Perennial: Just as we cherish the yearly blooms of flowering perennials, we are grateful for the annual support of our donors, which is why we named our membership giving circle the Perennial Circle.
Laurel: Symbolizing triumph, fame, and distinction, laurel also represents honor and recognition. We are honored to recognize our most passionate supporters in the Laurel Circle.
Oak: One of the more revered trees, the oak is a symbol of longevity, dignity, strength, and knowledge. It therefore aptly gives its name to the Oak Circle, in which we recognize those who have generously named the Friends of Mount Auburn in their will or estate plan.
Giving Levels within the Laurel Circle
Lily: A recurring symbol on many of Mount Auburn’s monuments, lilies represent love and innocence.
Rose: A deeply symbolic flower with multifaceted meaning, the rose also connects to the remarkable rose window of Bigelow Chapel.
Azalea: Beyond the Victorian floriography meaning of temperance, azaleas also symbolize thoughtfulness, kindness, and positivity.

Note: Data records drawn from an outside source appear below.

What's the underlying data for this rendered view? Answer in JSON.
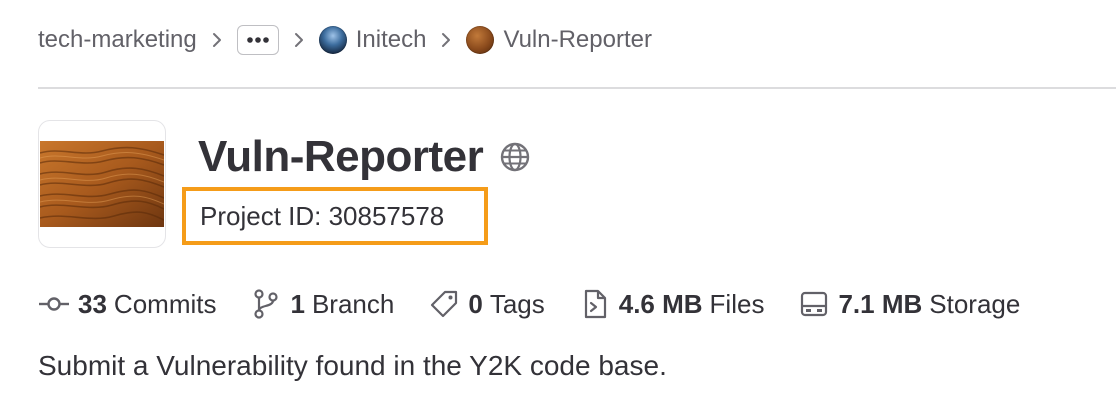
{
  "breadcrumb": {
    "group": "tech-marketing",
    "more_icon": "ellipsis-icon",
    "subgroup": "Initech",
    "project": "Vuln-Reporter"
  },
  "project": {
    "name": "Vuln-Reporter",
    "visibility_icon": "globe-icon",
    "id_label": "Project ID: 30857578",
    "description": "Submit a Vulnerability found in the Y2K code base."
  },
  "stats": [
    {
      "icon": "commit-icon",
      "count": "33",
      "label": "Commits"
    },
    {
      "icon": "branch-icon",
      "count": "1",
      "label": "Branch"
    },
    {
      "icon": "tag-icon",
      "count": "0",
      "label": "Tags"
    },
    {
      "icon": "file-icon",
      "count": "4.6 MB",
      "label": "Files"
    },
    {
      "icon": "storage-icon",
      "count": "7.1 MB",
      "label": "Storage"
    }
  ],
  "colors": {
    "highlight": "#f59c19",
    "text": "#333238",
    "muted": "#626168"
  }
}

Dogwood: Often called an ornamental tree, the flowers of the dogwood represent renewal and resilience, and coincide with the sense of rebirth that arrives at springtime.
Cedar: Besides being an evergreen, which is itself meaningful, the cedar symbolizes success and length of days.
Birch: This New England favorite carries meaning across cultures, including protection, new beginnings, and adaptability.
Maple: Particularly stunning in its autumn colors, the maple represents sweetness and an appreciation for beauty, and Henry Dearborn, one of Mount Auburn’s founders, planted a magnificent swath of maples in the 1830s.